Час был поздний, и шум готовящегося ко сну огромного бурлящего города долетал в уединенные апартаменты опустевшего дворца Тюильри, как слабое отдаленное эхо.
Прошло два дня после фрюктидорского переворота. Поль Деруледе и Джульетта Марни, осужденные на смерть, были унесены из кареты, сопровождавшей их из Дворца юстиции в Люксембургскую тюрьму, буквально святым духом. Кроме того, Комитетом общественной безопасности только что были получены сведения о том, что в Лионе аббат дю Мениль с бывшим шевалье Д'Эгремоном, а также с женой и всей семьей последнего, совершили подобный чуду, невероятный побег из Северной тюрьмы.

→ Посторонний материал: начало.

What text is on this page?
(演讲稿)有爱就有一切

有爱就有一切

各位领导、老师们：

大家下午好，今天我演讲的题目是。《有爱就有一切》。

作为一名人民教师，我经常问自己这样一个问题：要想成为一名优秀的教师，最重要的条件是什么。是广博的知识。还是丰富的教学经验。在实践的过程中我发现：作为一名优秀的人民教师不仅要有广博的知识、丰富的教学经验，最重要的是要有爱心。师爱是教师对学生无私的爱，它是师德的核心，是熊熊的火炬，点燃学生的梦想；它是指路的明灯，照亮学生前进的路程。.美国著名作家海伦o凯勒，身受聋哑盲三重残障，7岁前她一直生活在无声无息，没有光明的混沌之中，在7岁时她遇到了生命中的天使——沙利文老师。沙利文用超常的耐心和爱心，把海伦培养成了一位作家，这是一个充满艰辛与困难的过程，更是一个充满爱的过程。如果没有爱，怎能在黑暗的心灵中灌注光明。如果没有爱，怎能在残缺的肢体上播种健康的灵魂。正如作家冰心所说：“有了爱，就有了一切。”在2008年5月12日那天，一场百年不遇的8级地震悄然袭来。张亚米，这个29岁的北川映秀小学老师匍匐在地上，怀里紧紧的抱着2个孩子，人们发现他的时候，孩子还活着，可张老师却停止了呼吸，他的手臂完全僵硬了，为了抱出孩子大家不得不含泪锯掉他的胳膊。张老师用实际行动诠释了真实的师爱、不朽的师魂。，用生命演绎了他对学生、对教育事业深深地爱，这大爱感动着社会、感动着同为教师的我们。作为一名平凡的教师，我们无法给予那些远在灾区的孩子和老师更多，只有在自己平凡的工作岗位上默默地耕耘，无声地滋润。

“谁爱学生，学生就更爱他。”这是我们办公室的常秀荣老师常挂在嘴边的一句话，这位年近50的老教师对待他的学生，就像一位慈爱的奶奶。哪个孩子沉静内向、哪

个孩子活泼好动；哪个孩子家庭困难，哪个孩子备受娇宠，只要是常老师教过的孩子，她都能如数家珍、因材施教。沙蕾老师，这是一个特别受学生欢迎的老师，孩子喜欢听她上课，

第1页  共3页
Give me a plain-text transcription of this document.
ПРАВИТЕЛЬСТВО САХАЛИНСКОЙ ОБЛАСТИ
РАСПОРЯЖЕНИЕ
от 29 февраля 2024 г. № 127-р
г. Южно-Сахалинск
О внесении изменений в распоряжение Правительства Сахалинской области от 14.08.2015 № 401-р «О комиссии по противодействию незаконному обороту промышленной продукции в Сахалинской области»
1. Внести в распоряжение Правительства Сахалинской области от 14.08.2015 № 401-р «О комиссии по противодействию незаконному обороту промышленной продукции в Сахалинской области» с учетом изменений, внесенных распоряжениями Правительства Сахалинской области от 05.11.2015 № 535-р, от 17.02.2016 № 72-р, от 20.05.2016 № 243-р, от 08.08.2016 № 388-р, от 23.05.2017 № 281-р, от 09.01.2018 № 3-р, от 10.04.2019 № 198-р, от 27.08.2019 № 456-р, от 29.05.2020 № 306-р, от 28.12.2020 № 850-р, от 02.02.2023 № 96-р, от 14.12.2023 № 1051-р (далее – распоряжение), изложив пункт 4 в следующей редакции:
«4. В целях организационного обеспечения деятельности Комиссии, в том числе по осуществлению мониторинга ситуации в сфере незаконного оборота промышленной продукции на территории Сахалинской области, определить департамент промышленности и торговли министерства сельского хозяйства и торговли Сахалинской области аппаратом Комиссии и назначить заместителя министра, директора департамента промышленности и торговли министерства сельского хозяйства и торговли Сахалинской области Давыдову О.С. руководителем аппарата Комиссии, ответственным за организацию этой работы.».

Но это было еще не все. Когда Аррас оказался в руках революционной армии и вокруг города был сформирован постоянный заслон, чтобы ни один из предателей-роялистов не мог спастись, около пятидесяти женщин и детей, двенадцать священников, старые аристократы Шермуа, Деллаве и Галлипо, а также многие другие, проскочили через заставы – и вернуть их уже никто не смог.
По домам подозреваемых проводились рейды в надежде найти убежища или, более вероятно, приюты спасителей и помощников. В Париже возглавлял и проводил эти операции общественный обвинитель Фукье-Тенвиль на пару с кровожадным вампиром Мерленом. В данный момент они находились около дома на улице Старой Комедии, где, по сведениям доносчиков, на целых два дня останавливался какой-то англичанин.
Они потребовали впустить их и сразу же проследовали в бедно обставленные комнаты. Оборванная хозяйка еще не убрала того места, где спал англичанин; она даже не знала, нашел ли он место получше.
– Он заплатил за комнату на неделю вперед, а приходил и уходил когда ему вздумается, – объяснила она гражданину Тенвилю. Еще старуха сказала, что не готовила ему и не убирала за ним, поскольку он никогда не ел дома и жил всего два дня, и что она не знала, был ли ее постоялец англичанином, пока он не уехал. Она-то думала, что он француз с юга, поскольку говорил с типичным южным акцентом.
– Это был день восстания, – продолжала она, – он собирался уходить, а я сказала ему, что на улицах сейчас небезопасно, особенно для иностранца. Он всегда одевался очень богато, и я была уверена, что нищие непременно набросятся на него. В ответ он рассмеялся, дал мне клочок бумаги и сказал, что, если не вернется, можно считать его погибшим. А если меня будут расспрашивать о нем из Комитета общественной безопасности, показать этот клочок – и меня оставят в покое.
Хозяйка говорила бойко, нисколько не испугавшись угрюмого выражения на лице Мерлена и угрожающих жестов гражданина Тенвиля, известного своей жестокостью.
Но у гражданки Брогар, деверь которой содержал харчевню в окрестностях Кале, совесть была чиста. От Комитета общественной безопасности у нее имелась лицензия на сдачу апартаментов, кроме того, она регулярно извещала записками эту бдительную организацию о прибытии и отъезде своих постояльцев. Единственно разве, что о тех постояльцах, которые платили больше, чем было принято, – именно так и сделал англичанин, – она сообщала по уговору несколько позже, но зато с описанием внешности, положения и национальности.
Так произошло и в случае с недавним английским гостем. Но старуха не стала рассказывать об этих подробностях ни гражданину Мерлену, ни гражданину Тенвилю.
Тем не менее она вручила им листок бумаги, данный ей англичанином с уверениями, что, увидев эту записку, ее ни о чем больше не станут спрашивать.
Тенвиль грубо вырвал листок у нее из рук, но смотреть не стал. Он скомкал бумагу в шарик, однако Мерлен с грубым смехом выхватил шарик у него из рук и, разгладив его на колене, некоторое время изучал.